Странствия Франца Штернбальда
Шрифт:
Назавтра должен был состояться праздник жатвы. Теперь уж Францу не была противна радостная сумятица возбужденной толпы, его тянуло к веселью, и потому он пошел на празднество. Он вспомнил гравюры Альбрехта Дюрера, изображавшие пляшущих крестьян, — они всегда были ему очень по душе; под звуки флейт он стал отыскивать в толпе эти забавные фигуры и в самом деле находил их; у него был случай убедиться, какую верность природе сумел вложить Дюрер и в эти свои работы.
День выдался прекрасный, теплый, благие ангелы защищали праздник от бурь и злых ветров. Сладкие звуки флейт и рожков безмятежно роились в мягком ласковом воздухе. На лугу царило веселье; тут резвятся танцующие пары, там молодой крестьянин перебрасывается шутками со своей милой, а поодаль беседуют старички, вспоминая молодые годы. Кусты не шелохнутся, восхитительные в своей свежей зелени, а вдали — кудрявые холмы в венках плодовых деревьев. «Отчего, — сказал себе Франц, — все вы, и учителя и ученики, вы, вечно ищущие сюжетов для своих картин, не додумались, где скорее всего могли бы их найти? Отчего никому не пришло в голову сесть за мольберт среди такой вот непринужденной толпы и представить нам эту натуру в точности как она есть {13} ? Что нужды нам в отрывочных картинках из древней истории или мифологии, чаще всего они не отзываются в нас ни радостью, ни болью, в холодных образах легенд, и часто ничего нам не говорят, ибо сам художник не видел перед собой этих святых мужей и работал без воодушевления? Не лучше ли воссоздать с точностью и без каких-либо изменений вот эти живые фигуры, дабы мы научились понимать, какая красота, какая услада скрыты в безыскусной простоте. Отчего, чтобы пленить наши взоры, вы всегда отправляетесь в дальние страны или в покрытую пылью веков неведомую старину? Разве земля, какова она сегодня, не достойна изображения? В ваших ли силах верно нарисовать мир наших праотцев, как бы вы того ни хотели? Пусть даже мы почтительно преклоняемся перед вашим духом, более великим, нежели наш; пусть творения ваши обращаются к нам голосом важным и торжественным; почему бы и прелестям земного веселья не лучиться с какого-нибудь полотна? Разве не могу я в свободный час с любовью в сердце смотреть на милых поселян, их игры, их развлечения? Глядя на те картины, я становлюсь старше и мудрее, глядя на эти — уподобляюсь резвому дитяти».
13
…сесть за мольберт… и представить нам эту натуру в точности как она есть? — Писать «на природе» и представлять природу «как она есть» — это мотивы и импульсы искусства уже XIX в., не вполне проявившиеся даже в романтическом искусстве.

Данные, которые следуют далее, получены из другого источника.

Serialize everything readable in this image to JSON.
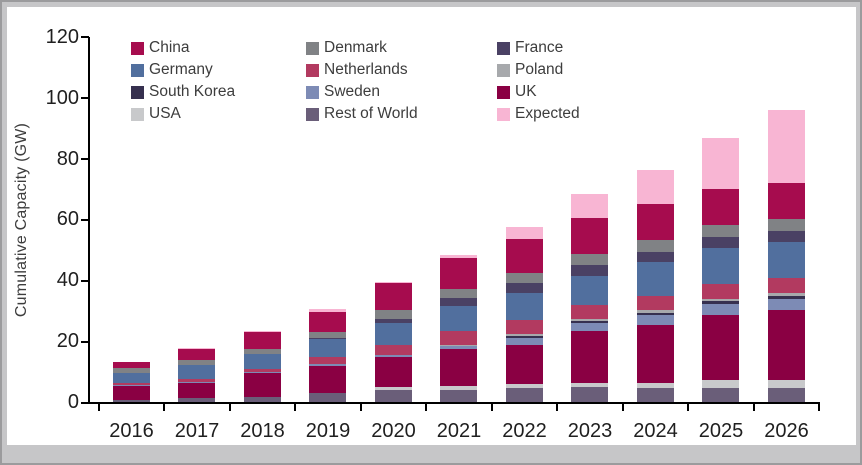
{
  "chart_data": {
    "type": "bar",
    "stacked": true,
    "title": "",
    "xlabel": "",
    "ylabel": "Cumulative Capacity (GW)",
    "ylim": [
      0,
      120
    ],
    "yticks": [
      0,
      20,
      40,
      60,
      80,
      100,
      120
    ],
    "grid": false,
    "legend_position": "top-left, 3 columns, 4 rows",
    "categories": [
      "2016",
      "2017",
      "2018",
      "2019",
      "2020",
      "2021",
      "2022",
      "2023",
      "2024",
      "2025",
      "2026"
    ],
    "stack_order_bottom_to_top": [
      "Rest of World",
      "USA",
      "UK",
      "Sweden",
      "South Korea",
      "Poland",
      "Netherlands",
      "Germany",
      "France",
      "Denmark",
      "China",
      "Expected"
    ],
    "series": [
      {
        "name": "China",
        "color": "#A60C4E",
        "values": [
          2.2,
          3.6,
          5.6,
          6.8,
          8.9,
          10.2,
          11.2,
          11.8,
          11.8,
          11.8,
          11.8
        ]
      },
      {
        "name": "Denmark",
        "color": "#808285",
        "values": [
          1.7,
          1.7,
          1.7,
          1.7,
          2.8,
          3.1,
          3.4,
          3.8,
          3.9,
          3.9,
          3.9
        ]
      },
      {
        "name": "France",
        "color": "#4A4164",
        "values": [
          0,
          0,
          0,
          0.5,
          1.4,
          2.4,
          3.3,
          3.5,
          3.5,
          3.7,
          3.7
        ]
      },
      {
        "name": "Germany",
        "color": "#516F9E",
        "values": [
          3.1,
          4.6,
          4.7,
          5.9,
          7.2,
          8.2,
          8.9,
          9.5,
          11.2,
          11.8,
          11.8
        ]
      },
      {
        "name": "Netherlands",
        "color": "#B23A60",
        "values": [
          0.7,
          1.0,
          1.3,
          2.2,
          3.2,
          4.6,
          4.6,
          4.6,
          4.6,
          4.9,
          4.9
        ]
      },
      {
        "name": "Poland",
        "color": "#A7A9AC",
        "values": [
          0,
          0,
          0,
          0,
          0,
          0.2,
          0.7,
          0.8,
          0.8,
          0.8,
          1.0
        ]
      },
      {
        "name": "South Korea",
        "color": "#36304F",
        "values": [
          0,
          0,
          0,
          0,
          0,
          0.3,
          0.4,
          0.5,
          0.7,
          0.9,
          1.0
        ]
      },
      {
        "name": "Sweden",
        "color": "#7D8BB5",
        "values": [
          0.2,
          0.2,
          0.3,
          0.7,
          0.7,
          1.1,
          2.6,
          2.6,
          3.2,
          3.6,
          3.6
        ]
      },
      {
        "name": "UK",
        "color": "#8A0043",
        "values": [
          4.6,
          5.0,
          7.9,
          9.0,
          9.9,
          12.2,
          12.7,
          17.1,
          19.2,
          21.5,
          23.0
        ]
      },
      {
        "name": "USA",
        "color": "#C8C9CB",
        "values": [
          0,
          0,
          0,
          0,
          1.0,
          1.2,
          1.3,
          1.6,
          1.6,
          2.6,
          2.6
        ]
      },
      {
        "name": "Rest of World",
        "color": "#6A5E79",
        "values": [
          0.8,
          1.4,
          1.5,
          2.9,
          3.9,
          3.9,
          4.6,
          4.8,
          4.6,
          4.6,
          4.6
        ]
      },
      {
        "name": "Expected",
        "color": "#F8B5D3",
        "values": [
          0,
          0.3,
          0.4,
          1.0,
          0.6,
          1.0,
          3.7,
          7.9,
          11.2,
          16.8,
          24.0
        ]
      }
    ]
  },
  "colors": {
    "panel_background": "#FFFFFF",
    "frame": "#C6C6C8",
    "axis": "#000000",
    "tick_label": "#1F1F1F",
    "legend_text": "#3D3D3D"
  }
}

Так спорил Франц с самим собою, так, и не занятый работой, не оставлял своего искусства. Едва ли нашелся бы такой предмет, при виде которого он не подумал бы о картинах, ибо так уж он был создан, что все, с чем бы он ни столкнулся, что бы ни увидел и ни услышал, в природе ли, или среди людей, напоминало ему об его занятии. Всюду находил он ответы на свои вопросы, никогда взгляд его не падал в пустоту, искусство составляло ему компанию в уединении, а когда он находился в обществе людей, то искусство сидело с ним рядом, и они вели тихую беседу; оттого-то он часто и не замечал того, в чем с легкостью разбирались люди куда более простоватые и ограниченные, а они из-за этого считали его ребячливым или даже неумным. Зато подчас он замечал то, что ускользало от других, и тогда они удивлялись меткости и остроте его суждений. Итак, Франца Штернбальда в ту пору можно было назвать — не знаю, как точнее — то ли взрослым ребенком, то ли, пожалуй, ребячливым взрослым. Счастлив тот, чей взгляд еще не проник в глубь людской глупости и убожества, тот, кто может безмятежно погружаться в самого себя и свою любовь! Блажен, кто живет лишь в самом себе, а окружающие не в силах вторгнуться в его душу и тем обратить его в рабство. Для большинства наступает пора, когда средь самого лета на них непрерывно веет зимним холодом, когда они забывают себя, чтобы угодить другим, когда они больше не приносят жертв на алтарь своего духа, а, напротив, собственное сердце кладут на алтарь мирской суеты. Потому-то ты так и мил мне, дорогой мой Франц Штернбальд, что ты в этом совсем не похож на других; когда я пишу твою историю, собственная моя юность и все, что я выстрадал, вкупе с тем, что дарило меня блаженством, возвращается ко мне в душу.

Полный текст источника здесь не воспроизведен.